A meeting in an office showing digital readings of a preson's face.
Image Credits: NeuraLight

This, along with other eye movements and metrics, has been linked to neurological disorders for years in numerous publications. But it hasn’t been a useful technique for measuring the progress of a disease because it uses specialized equipment and expert analysis.

NeuraLight uses an ordinary off-the-shelf webcam, or simply a smartphone, and applies modern image analysis techniques “to extract these, let’s call them sub-pixel or sub-millimeter signals, stuff that isn’t in one frame. We’ve been able to ascertain that we are as accurate, if not more, than a professional gaze tracker that costs tens of thousands of dollars,” Breakstone said. (“Which is insane,” he added.)

Now, this could be used in clinical contexts in the future, for neurological testing from home, but that’s something that may have to wait on FDA approval and more tests. Fortunately it can be useful even before making any serious medical claims, because the analysis the company does on the ocular imagery can be applied concurrently with other analyses in clinical trials, helping improve their accuracy with only minor changes to existing methods.

“We’re taking a page from Flatiron here; in essence we’re adding a layer of data by tagging patients,” Breakstone explained. “For example, if we go and look at a cohort of a thousand people for Parkinson’s, and we know 250 don’t suffer from it… if all we did was come in and tag the patients we suspect don’t have it, we can re-analyze the data without it being considered cherry-picking or p-hacking, because it’s new data. You can enormously increase the chances of success without making any regulated claims.”

(Update: I understood NeuraLight as being applicable retrospectively as well, but this is not the case. I’ve adjusted the above section to reflect that the technique is being applied to new studies only.)

There’s been a lot of work in this area, because eye movements have been known to be important indicators of brain health for a long time. But more detail in analysis could yield new results from existing studies, or lead to quicker or better indicator detection in clinical situations.
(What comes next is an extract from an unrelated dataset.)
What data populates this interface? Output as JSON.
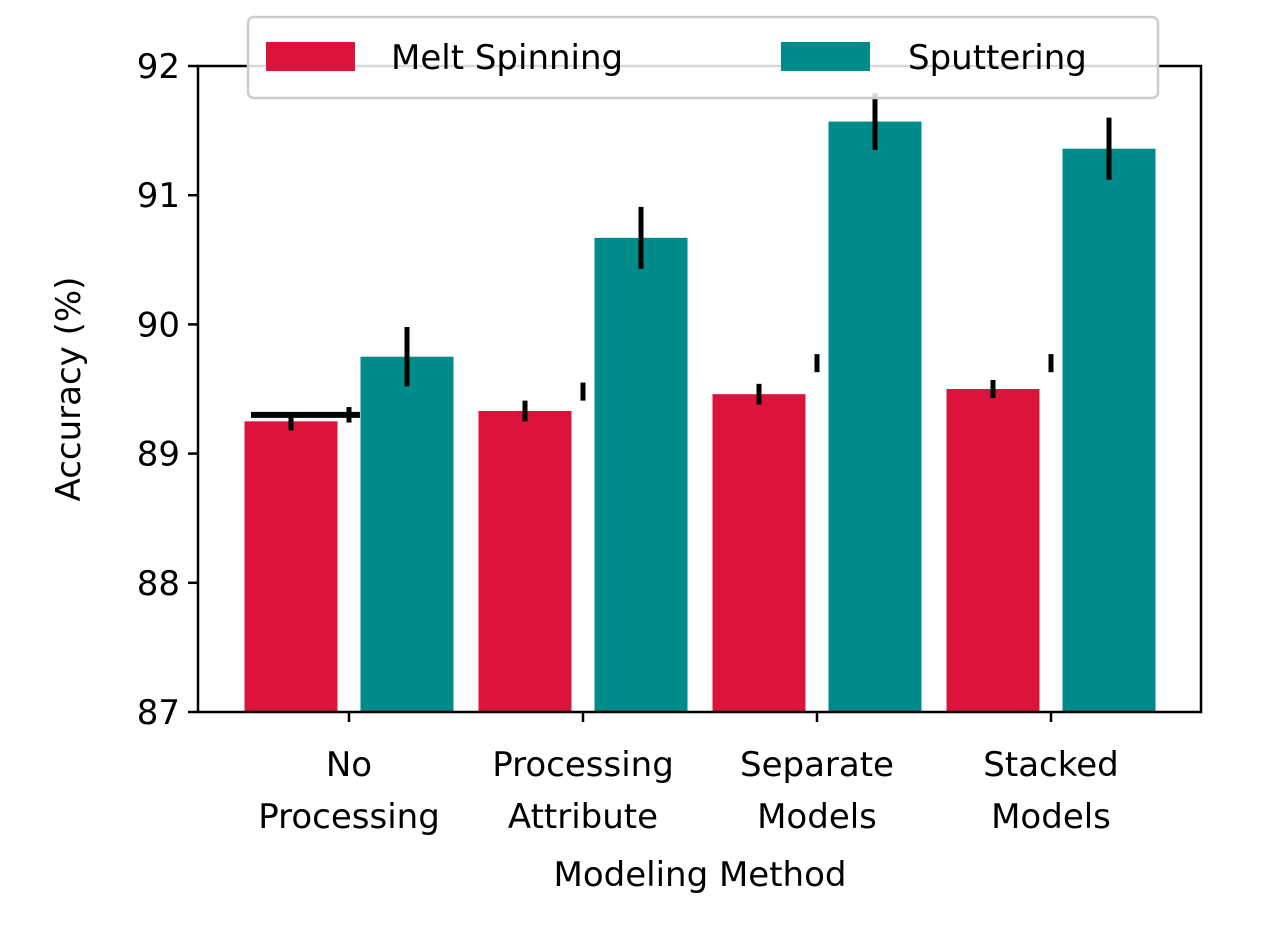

A meeting in an office showing digital readings of a person's face.
Image Credits: NeuraLight

As before, there are no claims of diagnosis or treatment here, but as an unprecedented objective measure of neurological disease, NeuraLight’s measurements could still help doctors diagnose and track these conditions.

Tracking in particular is a major issue. It’s difficult enough to get anyone to come to the hospital for tests these days, and far more so if they’re someone with a neurological disorder that’s getting worse. If the indicators for progress or successful treatment were visible via the user’s home webcam, as Breakstone envisions it, “instead of coming to see someone once every quarter — at best — you can do our test twice a week. On any standard Zoom call you’ll be able to get a full neurological evaluation, just by participating in the call — without any stimuli, just passively.”
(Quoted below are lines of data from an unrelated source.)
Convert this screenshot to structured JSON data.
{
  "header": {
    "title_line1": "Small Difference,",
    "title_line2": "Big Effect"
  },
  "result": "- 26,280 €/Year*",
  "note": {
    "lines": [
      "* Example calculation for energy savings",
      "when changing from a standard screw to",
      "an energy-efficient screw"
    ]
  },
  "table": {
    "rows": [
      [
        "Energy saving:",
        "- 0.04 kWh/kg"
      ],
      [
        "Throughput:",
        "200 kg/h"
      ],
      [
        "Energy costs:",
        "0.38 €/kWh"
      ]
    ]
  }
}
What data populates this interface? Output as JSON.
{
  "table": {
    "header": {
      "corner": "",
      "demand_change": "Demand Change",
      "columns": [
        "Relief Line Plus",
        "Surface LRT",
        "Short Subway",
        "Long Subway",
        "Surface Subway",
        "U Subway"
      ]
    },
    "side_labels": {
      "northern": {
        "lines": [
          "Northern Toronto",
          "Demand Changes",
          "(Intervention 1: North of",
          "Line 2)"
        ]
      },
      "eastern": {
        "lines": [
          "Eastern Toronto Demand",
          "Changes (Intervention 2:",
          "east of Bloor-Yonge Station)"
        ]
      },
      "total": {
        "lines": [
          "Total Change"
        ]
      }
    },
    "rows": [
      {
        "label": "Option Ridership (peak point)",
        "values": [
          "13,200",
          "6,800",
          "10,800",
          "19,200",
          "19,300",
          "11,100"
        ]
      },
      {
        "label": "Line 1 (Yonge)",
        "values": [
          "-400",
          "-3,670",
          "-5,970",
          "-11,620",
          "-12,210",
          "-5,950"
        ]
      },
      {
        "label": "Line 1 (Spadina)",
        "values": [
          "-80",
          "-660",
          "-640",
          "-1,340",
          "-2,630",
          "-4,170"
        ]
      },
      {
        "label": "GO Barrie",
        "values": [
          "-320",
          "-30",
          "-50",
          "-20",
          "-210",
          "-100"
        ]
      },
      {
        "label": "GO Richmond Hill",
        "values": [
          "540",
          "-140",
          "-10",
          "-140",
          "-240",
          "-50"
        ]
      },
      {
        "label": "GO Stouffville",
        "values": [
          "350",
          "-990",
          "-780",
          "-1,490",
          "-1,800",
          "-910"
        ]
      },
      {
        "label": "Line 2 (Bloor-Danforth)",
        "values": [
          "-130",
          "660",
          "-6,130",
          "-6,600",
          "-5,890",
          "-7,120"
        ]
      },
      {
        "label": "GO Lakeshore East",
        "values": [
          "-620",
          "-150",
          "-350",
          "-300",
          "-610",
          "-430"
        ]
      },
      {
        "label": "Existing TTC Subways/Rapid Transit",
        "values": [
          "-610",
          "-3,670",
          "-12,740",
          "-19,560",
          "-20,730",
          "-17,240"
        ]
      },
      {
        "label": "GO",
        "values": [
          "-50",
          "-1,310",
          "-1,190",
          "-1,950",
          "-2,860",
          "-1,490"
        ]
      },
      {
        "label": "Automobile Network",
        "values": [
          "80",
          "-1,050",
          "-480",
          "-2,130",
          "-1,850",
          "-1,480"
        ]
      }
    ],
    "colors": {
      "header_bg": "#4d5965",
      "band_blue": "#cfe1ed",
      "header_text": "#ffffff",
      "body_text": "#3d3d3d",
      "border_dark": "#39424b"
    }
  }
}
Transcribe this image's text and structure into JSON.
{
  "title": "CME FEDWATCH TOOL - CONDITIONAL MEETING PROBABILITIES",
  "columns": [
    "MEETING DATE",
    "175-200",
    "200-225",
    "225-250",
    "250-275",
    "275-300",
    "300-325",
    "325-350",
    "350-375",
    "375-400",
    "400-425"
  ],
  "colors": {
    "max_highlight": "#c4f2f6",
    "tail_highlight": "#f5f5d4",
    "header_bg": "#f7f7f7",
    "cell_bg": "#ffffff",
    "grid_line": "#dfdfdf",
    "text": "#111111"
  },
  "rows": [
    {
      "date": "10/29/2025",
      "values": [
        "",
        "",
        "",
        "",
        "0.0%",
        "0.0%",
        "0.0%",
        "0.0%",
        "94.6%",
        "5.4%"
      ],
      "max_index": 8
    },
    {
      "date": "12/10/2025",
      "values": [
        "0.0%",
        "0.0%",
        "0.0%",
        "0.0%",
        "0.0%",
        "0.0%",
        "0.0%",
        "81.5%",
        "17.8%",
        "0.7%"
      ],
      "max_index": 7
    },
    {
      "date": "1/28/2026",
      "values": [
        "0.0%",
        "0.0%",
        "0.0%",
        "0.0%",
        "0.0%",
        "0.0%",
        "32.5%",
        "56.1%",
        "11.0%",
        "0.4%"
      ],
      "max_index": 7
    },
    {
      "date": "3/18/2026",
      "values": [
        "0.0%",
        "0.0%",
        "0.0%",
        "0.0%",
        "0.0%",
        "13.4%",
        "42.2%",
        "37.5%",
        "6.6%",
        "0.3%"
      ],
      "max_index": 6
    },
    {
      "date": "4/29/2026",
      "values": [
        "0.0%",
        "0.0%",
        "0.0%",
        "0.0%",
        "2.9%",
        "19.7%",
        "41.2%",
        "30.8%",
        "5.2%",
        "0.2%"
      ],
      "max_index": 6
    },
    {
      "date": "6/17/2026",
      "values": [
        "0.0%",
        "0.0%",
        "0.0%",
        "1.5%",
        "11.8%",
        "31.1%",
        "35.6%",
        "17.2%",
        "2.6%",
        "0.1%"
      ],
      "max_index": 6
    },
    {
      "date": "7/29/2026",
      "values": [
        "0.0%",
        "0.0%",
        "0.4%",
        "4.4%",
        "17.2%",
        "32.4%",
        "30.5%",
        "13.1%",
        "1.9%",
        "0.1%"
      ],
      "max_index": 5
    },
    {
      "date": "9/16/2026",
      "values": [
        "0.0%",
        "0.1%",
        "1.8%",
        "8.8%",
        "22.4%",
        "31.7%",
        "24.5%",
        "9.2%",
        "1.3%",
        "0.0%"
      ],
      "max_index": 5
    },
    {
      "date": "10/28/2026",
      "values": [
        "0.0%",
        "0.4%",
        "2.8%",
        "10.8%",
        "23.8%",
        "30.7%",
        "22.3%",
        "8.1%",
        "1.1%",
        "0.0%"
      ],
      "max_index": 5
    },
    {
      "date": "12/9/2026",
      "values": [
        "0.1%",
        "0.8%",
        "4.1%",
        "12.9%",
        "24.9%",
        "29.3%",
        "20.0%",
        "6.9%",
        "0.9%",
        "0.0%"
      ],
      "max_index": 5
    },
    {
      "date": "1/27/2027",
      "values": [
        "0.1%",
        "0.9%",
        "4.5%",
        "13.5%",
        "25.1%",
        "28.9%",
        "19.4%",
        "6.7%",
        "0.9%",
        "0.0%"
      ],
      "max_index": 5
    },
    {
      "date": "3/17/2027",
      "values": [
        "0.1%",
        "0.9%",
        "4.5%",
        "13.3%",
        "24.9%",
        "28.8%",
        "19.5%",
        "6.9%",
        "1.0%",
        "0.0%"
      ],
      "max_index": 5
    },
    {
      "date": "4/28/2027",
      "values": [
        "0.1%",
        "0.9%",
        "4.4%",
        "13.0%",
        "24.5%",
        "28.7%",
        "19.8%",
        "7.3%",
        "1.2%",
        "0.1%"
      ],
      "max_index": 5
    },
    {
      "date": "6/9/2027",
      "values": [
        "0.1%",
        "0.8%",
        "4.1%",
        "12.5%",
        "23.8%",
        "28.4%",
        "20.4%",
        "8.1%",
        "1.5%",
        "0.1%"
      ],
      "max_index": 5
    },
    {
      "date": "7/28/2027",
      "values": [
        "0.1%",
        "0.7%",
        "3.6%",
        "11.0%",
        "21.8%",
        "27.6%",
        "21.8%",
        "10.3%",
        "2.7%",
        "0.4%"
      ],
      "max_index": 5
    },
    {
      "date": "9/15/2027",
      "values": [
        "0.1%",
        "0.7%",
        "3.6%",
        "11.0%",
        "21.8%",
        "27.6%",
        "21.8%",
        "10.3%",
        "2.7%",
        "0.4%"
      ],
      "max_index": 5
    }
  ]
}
That’s still a ways off, but they’ve already done tests of hundreds of healthy volunteers for a control group and are about to begin studies to create an agent to detect ALS. For fast-moving variants of this (and other) disorders, it’s incredibly helpful for outcomes if you detect and start treatment earlier, even by a few months.

There are also trials and partnerships underway to build models for identifying signs of Parkinson’s, MS and Alzheimer’s, as well as the subtype.
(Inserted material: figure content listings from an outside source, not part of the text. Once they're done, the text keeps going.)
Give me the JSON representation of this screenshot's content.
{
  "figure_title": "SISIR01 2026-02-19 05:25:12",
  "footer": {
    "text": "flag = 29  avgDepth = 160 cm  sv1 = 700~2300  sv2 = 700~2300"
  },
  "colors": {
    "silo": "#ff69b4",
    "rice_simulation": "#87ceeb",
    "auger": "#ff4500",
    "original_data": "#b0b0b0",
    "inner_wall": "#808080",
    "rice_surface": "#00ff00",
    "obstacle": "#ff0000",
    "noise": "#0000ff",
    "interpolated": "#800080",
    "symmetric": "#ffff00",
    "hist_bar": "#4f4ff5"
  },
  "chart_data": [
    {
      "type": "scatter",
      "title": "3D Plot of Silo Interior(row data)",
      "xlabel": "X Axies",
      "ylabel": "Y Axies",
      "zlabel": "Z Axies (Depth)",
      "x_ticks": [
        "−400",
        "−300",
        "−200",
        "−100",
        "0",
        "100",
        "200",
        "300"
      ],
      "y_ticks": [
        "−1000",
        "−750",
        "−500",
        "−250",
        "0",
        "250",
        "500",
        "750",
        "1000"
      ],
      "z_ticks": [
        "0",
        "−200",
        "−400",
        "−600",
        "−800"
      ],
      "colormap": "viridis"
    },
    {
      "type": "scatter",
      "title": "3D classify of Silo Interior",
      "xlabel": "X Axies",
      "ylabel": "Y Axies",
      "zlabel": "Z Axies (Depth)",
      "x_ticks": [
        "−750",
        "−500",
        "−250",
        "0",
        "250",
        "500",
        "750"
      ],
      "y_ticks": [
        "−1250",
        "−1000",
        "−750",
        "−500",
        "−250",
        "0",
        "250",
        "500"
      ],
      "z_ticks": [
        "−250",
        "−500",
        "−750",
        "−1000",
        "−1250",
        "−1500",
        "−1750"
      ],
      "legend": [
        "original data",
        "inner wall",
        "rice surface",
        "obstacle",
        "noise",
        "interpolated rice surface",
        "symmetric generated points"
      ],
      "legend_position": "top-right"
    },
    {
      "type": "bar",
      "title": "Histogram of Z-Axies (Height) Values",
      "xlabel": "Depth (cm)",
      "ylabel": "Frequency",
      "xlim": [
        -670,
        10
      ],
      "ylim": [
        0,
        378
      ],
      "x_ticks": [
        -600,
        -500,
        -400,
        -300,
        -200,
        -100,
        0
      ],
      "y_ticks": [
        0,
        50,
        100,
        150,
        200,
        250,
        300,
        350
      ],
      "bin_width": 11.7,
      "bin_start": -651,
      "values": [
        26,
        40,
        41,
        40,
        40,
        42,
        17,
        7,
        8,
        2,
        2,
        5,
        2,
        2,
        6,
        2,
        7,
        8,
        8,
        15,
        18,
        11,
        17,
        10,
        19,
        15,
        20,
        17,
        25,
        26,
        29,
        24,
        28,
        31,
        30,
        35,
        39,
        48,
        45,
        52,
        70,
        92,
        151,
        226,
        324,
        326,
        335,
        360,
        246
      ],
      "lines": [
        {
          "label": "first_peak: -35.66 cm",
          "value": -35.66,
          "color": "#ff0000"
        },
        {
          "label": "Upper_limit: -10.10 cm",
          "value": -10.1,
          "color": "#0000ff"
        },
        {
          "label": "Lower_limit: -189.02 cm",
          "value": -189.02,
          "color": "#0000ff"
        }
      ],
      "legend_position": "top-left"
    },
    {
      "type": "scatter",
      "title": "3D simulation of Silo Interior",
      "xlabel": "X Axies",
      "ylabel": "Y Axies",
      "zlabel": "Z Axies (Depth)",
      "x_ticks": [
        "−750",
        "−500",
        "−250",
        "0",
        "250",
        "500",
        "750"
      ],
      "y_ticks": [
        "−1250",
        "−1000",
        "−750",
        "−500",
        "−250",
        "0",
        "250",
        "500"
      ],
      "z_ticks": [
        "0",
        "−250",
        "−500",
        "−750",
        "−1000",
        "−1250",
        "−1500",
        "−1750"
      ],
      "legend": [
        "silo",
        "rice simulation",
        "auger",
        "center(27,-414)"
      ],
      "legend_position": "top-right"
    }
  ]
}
The company raised $5.5 million just last October, and now has a $25 million A round, led by Koch Disruptive Technologies, with participation from Breyer Capital, Samsung NEXT, VSC Ventures, Chris Mansi, David Golan and Lily Sarafan.

The money will help build out the team, which Breakstone effused about as being world-class already, and continuing to build their infrastructure and product.

“Our end goal is to establish a novel standard for neurological disorders, for progression, monitoring and diagnosis, but to start with pharma as a decision making tool,” he said. “We’re on an urgent mission to make a real impact — this isn’t academic.”